Multidrug resistance-associated protein 3 is a tumor rejection antigen recognized by HLA-A2402-restricted cytotoxic T lymphocytes

• Published in: Cancer research (Chicago, Ill.) Vol. 61; no. 17; pp. 6459 - 6466
• Main Authors: YAMADA, Akira, KAWANO, Kouichiro, KOGA, Makoto, MATSUMOTO, Tomoko, ITOH, Kyogo
• Format: Journal Article
• Language: English
• Published: Philadelphia, PA American Association for Cancer Research 01.09.2001
• Subjects: Animals; Antigens, Neoplasm - immunology; Antineoplastic agents; ATP Binding Cassette Transporter, Sub-Family B - genetics; ATP Binding Cassette Transporter, Sub-Family B - immunology; ATP-Binding Cassette Transporters - genetics; ATP-Binding Cassette Transporters - immunology; Biological and medical sciences; Cancer Vaccines - immunology; Chemotherapy; COS Cells; HLA-A Antigens - immunology; HLA-A24 Antigen; Humans; Immunotherapy, Active - methods; Lymphocyte Activation - immunology; Medical sciences; Oligopeptides - immunology; Peptide Fragments - immunology; Pharmacology.
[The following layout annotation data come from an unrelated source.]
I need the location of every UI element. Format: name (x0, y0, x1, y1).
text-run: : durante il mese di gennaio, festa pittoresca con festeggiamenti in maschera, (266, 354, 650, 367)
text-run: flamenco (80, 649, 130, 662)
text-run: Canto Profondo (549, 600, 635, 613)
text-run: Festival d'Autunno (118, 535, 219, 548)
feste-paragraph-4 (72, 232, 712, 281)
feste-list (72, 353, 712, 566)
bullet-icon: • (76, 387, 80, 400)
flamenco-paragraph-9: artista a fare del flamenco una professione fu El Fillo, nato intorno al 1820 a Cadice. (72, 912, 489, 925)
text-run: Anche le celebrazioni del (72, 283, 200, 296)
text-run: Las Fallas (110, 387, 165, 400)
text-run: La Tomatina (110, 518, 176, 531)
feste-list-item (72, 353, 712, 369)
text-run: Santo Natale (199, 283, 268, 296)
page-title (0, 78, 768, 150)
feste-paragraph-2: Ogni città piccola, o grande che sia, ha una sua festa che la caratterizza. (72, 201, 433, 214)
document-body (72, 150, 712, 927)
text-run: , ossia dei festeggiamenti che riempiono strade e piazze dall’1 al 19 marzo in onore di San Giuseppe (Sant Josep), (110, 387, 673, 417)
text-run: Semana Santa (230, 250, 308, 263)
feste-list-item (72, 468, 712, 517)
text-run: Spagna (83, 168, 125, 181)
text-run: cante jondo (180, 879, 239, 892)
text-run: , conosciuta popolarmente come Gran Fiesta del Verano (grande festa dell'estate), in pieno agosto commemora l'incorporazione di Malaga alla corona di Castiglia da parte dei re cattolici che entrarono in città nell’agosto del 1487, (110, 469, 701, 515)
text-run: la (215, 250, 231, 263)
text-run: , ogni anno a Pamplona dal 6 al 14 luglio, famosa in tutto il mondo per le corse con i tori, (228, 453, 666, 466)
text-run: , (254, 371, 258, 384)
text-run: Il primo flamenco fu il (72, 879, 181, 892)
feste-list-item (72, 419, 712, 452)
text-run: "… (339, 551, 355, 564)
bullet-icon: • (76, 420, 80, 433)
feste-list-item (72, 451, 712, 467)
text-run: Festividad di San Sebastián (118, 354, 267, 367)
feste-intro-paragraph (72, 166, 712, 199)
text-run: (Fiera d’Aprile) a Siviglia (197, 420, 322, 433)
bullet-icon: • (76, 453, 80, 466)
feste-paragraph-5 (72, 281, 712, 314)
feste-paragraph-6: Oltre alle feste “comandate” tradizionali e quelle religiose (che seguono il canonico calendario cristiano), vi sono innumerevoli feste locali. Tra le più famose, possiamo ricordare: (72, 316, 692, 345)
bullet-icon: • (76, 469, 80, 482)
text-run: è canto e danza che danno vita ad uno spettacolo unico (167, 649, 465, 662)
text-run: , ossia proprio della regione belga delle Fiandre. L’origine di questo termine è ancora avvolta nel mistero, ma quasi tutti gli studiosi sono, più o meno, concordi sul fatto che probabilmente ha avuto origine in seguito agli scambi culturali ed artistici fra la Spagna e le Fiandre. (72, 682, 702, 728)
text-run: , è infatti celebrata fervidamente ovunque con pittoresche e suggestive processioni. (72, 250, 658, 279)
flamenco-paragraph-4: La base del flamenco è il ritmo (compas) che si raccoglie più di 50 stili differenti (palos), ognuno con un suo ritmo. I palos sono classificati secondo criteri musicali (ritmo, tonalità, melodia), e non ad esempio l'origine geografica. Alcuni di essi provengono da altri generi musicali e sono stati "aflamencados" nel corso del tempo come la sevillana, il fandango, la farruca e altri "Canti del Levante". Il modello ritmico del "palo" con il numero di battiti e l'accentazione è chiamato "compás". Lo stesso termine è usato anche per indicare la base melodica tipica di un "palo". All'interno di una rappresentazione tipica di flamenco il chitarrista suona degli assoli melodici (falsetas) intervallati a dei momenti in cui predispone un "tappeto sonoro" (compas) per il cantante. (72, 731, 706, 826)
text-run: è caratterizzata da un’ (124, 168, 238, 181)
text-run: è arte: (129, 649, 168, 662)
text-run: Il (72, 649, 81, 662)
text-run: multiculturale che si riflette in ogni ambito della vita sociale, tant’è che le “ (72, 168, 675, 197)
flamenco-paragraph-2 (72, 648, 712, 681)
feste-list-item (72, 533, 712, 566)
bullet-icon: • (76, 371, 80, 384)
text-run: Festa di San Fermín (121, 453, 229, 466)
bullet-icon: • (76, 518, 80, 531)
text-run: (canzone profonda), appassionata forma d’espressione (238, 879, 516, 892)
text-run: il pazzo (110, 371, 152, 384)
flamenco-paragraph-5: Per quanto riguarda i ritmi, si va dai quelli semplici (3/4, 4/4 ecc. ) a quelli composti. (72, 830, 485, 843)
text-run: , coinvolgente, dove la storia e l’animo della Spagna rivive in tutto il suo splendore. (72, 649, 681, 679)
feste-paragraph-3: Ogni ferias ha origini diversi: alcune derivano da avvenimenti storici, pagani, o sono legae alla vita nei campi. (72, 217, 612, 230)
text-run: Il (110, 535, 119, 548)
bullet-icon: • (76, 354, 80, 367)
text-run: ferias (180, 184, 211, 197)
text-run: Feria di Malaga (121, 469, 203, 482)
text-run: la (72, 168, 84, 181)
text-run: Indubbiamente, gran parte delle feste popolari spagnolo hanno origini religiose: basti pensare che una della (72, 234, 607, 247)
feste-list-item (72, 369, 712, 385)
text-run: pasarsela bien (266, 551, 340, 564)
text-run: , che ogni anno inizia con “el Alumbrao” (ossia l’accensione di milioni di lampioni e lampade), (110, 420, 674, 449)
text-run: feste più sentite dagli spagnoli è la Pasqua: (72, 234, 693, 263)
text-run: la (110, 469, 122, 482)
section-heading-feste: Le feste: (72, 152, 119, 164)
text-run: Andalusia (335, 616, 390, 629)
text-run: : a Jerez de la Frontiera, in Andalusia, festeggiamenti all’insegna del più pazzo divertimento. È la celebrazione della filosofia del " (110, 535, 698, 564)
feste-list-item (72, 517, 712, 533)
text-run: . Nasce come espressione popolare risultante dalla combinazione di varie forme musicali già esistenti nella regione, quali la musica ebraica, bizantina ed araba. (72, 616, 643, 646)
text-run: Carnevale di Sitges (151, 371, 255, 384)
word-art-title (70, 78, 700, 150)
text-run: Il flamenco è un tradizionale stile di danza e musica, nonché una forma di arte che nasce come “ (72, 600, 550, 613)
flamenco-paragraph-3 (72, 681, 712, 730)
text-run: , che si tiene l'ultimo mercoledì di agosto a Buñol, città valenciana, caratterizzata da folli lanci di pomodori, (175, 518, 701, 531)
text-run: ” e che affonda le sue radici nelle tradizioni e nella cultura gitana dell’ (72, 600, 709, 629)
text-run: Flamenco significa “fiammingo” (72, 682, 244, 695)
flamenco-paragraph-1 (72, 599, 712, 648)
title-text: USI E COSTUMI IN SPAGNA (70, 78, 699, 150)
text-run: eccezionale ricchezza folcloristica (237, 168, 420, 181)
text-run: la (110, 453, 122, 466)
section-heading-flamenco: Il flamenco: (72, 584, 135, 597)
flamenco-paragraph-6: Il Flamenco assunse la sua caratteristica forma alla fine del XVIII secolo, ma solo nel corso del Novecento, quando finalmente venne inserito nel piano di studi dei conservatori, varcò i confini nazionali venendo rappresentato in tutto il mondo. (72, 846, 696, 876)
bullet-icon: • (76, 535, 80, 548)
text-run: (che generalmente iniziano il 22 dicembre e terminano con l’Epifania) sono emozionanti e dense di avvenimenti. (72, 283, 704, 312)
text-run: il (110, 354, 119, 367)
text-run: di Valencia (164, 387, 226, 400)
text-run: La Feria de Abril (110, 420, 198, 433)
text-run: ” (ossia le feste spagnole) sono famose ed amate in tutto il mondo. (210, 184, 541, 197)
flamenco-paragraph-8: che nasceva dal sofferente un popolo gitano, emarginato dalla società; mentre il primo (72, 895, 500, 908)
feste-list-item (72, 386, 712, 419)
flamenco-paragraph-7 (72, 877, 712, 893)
Drug treatments; RNA, Messenger - biosynthesis; RNA, Messenger - genetics; T-Lymphocytes, Cytotoxic - immunology; Tumor Cells, Cultured; Antineoplastic agent; Human; HLA-System; Antigenic determinant; Peptides; Gene product; Major histocompatibility system; Malignant tumor; Gene expression; In vitro; Protein; Cell recognition; Histocompatibility restriction; Multiple resistance; Established cell line; T-Lymphocyte; Tumor rejection antigen; Cytotoxic T lymphocyte; Tumor cell
• ISSN: 0008-5472; 1538-7445

The identification of tumor rejection antigens recognized by CTLs and its application in peptide-based specific immunotherapy against melanomas have been extensively investigated in the past decade. However, only a small number of studies regarding these issues in other epithelial cancers have been reported. In this study, we show that a multidrug resistance-associated protein 3 (MRP3) is a tumor rejection antigen recognized by HLA-A2402-restricted CTLs established from T cells infiltrating into lung adenocarcinoma. MRP3 is expressed in differing quantities in tumor cells of various tissue types and origins. Four dominant MRP3-derived antigenic peptides that are recognized by the CTLs have been identified, each possessing in vitro immunogenicity. Namely, these four peptides (MRP3-503, MRP3-692, MRP3-765, and MRP3-1293) can induce peptide-specific CTLs after in vitro stimulation with these peptides in peripheral blood mononuclear cell cultures of HLA-A24(+) cancer patients, with the CTLs expressing cytotoxicity against HLA-A2402(+) MRP3(+) tumor cells but not against either HLA-A2402(-) or MRP3(-) target cells. The peptide specificity of the cytotoxicity of the CTLs was further confirmed by using peptide-loaded HLA-A24(+) EBV-transformed B cells. Widespread MRP3 expression in various tumor cell lines and tumor tissues at the mRNA level was confirmed. Furthermore, reactivities of the MRP3-peptide-induced CTLs against tumor cells correlated with MRP3 expression in the tumor cells. These results suggest that MRP3 and its derived peptides described in the present paper are potential candidates for cancer vaccines in regard to HLA-A24(+) patients with various tumors, particularly for those tumors that show anticancer drug resistance.